Beaver, chewing through logs to make something useful

Beaver is a light DSL and command line utility for parsing HTTP and Rails production logs back into usable data. It answers questions like:

  • How many failed logins have there been today? Were they for the same user? From the same IP?

  • How many 500, 404, etc. errors yesterday? On what pages?

  • How many Widgets were created yesterday, and with what data?

  • Did anyone submit a form with the words “kill them all”? Yikes.

  • Rails 3.2 tagged logging is cool, but what’s a good way to review them?
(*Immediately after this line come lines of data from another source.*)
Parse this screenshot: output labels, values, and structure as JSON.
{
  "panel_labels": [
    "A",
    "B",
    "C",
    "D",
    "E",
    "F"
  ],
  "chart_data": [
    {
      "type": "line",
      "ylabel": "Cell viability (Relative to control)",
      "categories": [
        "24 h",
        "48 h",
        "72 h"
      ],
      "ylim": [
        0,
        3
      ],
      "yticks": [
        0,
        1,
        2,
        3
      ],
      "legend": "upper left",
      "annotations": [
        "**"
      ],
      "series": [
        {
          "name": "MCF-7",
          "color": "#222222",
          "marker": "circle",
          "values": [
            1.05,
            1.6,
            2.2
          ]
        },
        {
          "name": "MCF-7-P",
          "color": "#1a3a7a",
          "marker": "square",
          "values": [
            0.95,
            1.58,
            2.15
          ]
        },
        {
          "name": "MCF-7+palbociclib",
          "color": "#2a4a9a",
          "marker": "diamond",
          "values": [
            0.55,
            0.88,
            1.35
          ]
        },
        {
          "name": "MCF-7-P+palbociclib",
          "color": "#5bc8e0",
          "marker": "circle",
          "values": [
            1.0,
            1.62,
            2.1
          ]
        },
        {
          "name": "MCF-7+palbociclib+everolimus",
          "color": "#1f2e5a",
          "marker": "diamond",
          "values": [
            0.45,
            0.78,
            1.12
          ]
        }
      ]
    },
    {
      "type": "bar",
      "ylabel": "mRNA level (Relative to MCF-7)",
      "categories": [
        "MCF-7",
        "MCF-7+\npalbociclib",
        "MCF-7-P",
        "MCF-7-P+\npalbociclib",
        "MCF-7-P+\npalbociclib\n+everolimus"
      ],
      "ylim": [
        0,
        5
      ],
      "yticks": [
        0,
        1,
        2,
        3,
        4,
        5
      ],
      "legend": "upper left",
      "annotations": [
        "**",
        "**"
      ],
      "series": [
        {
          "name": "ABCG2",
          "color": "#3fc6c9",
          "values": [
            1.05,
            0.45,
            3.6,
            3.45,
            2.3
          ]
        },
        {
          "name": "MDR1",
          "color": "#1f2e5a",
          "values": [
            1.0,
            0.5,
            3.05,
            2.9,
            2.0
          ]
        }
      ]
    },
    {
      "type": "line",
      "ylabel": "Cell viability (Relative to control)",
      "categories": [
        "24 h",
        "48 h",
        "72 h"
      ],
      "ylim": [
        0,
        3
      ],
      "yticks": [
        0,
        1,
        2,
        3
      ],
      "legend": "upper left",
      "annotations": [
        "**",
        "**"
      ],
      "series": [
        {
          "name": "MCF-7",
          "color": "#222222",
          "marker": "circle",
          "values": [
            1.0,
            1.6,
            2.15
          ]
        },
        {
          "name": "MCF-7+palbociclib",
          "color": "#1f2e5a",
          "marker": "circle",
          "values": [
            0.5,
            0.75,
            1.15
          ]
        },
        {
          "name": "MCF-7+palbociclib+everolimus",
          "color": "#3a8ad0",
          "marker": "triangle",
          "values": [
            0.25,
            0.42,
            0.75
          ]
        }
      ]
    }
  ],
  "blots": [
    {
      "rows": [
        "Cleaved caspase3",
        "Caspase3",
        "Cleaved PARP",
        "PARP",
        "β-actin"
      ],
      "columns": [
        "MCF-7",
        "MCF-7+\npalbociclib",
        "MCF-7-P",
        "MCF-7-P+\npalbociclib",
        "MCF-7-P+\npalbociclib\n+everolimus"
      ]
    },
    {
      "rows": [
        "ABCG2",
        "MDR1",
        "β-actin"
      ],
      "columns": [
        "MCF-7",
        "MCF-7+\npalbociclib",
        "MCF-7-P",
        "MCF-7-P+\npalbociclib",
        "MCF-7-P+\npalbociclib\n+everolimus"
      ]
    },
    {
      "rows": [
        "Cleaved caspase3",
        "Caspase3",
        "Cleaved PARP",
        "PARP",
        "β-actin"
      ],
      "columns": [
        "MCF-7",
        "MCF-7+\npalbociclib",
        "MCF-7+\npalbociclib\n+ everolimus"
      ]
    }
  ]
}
For a full list of matchers available to “hit”, see the Beaver::Dam class. For a full list of methods available inside a “hit” block, or to members of the “hits” array in a “dam” block, see the Beaver::Request, Beaver::Parsers::Rails, and Beaver::Parsers::HTTP classes.

Installation

[sudo] gem install beaver

Use beaver with a DSL file

hit :failed_logins, :method => :post, :path => '/login', :status => 401

hit :new_widgets, :path => '/widgets', :method => :post, :status => 302 do
  puts "A Widget named #{params[:widget][:name]} was created!"
end

hit :help, :path => %r|^/help| do
  skip! if path == '/help/page_i_want_to_ignore'
  puts "#{ip} looked for help at #{path}"
end

hit :tagged => 'user 1' do
  puts "user 1 was tagged at #{path} - other tags were: #{tags.join(', ')}"
end

hit :errors, :status => (500..503)

dam :failed_logins do
  puts "Failed logins:"
  hits.group_by { |h| h.params[:username] } do |user, fails|
    puts " #{user}"
    fails.each do |hit|
      puts "  from #{hit.ip} at #{hit.time.to_s}"
    end
  end
end

dam :errors do
  puts tablize(' | ') { |hit| [hit.status, hit.path, hit.ip, hit.time] }
end

Run ”beaver” from the command line, passing in your beaver file and some logs:

beaver my_beaver_file.rb /var/www/rails-app/log/production.log*

Use beaver as a library

require 'rubygems'
require 'beaver'

Beaver.stream '/path/to/httpd/access_logs*' do
  hit :failed_logins, :method => :post, :path => '/login', :status => 401
  dam :failed_logins do
    puts "#{hits.size} failed logins!"
  end
end

Or with even less DSL…

beaver = Beaver.new('/path/to/httpd/access_logs*')
beaver.hit :failed_logins, :method => :post, :path => '/login', :status => 401
beaver.dam :failed_logins do
  puts "#{hits.size} failed logins!"
end
beaver.stream

Or just to parse and return the matching requests…

requests = Beaver.dam('/path/to/rails/production.log*', :method => :put)

Or as just a parser (no filtering)…

requests = Beaver.parse('/path/to/rails/production.log*')

Use beaver as part of the *nix toolchain

It’s difficult to grep through a multi-line log format like Rails’ and output each matching multi-line event (though I hear Google is working on a ‘Context-Free Grep’, which may help solve that). Until then, for Rails anyway, beaver is happy to step in.

beaver --path="/widgets" --method=post,put --tagged=tag1,tag2 /var/www/rails-app/log/production.log

Or format the output to a single line:

beaver --controller=widgets /var/www/rails-app/log/production.log --print "%{ip} hit %{action} using %{method}"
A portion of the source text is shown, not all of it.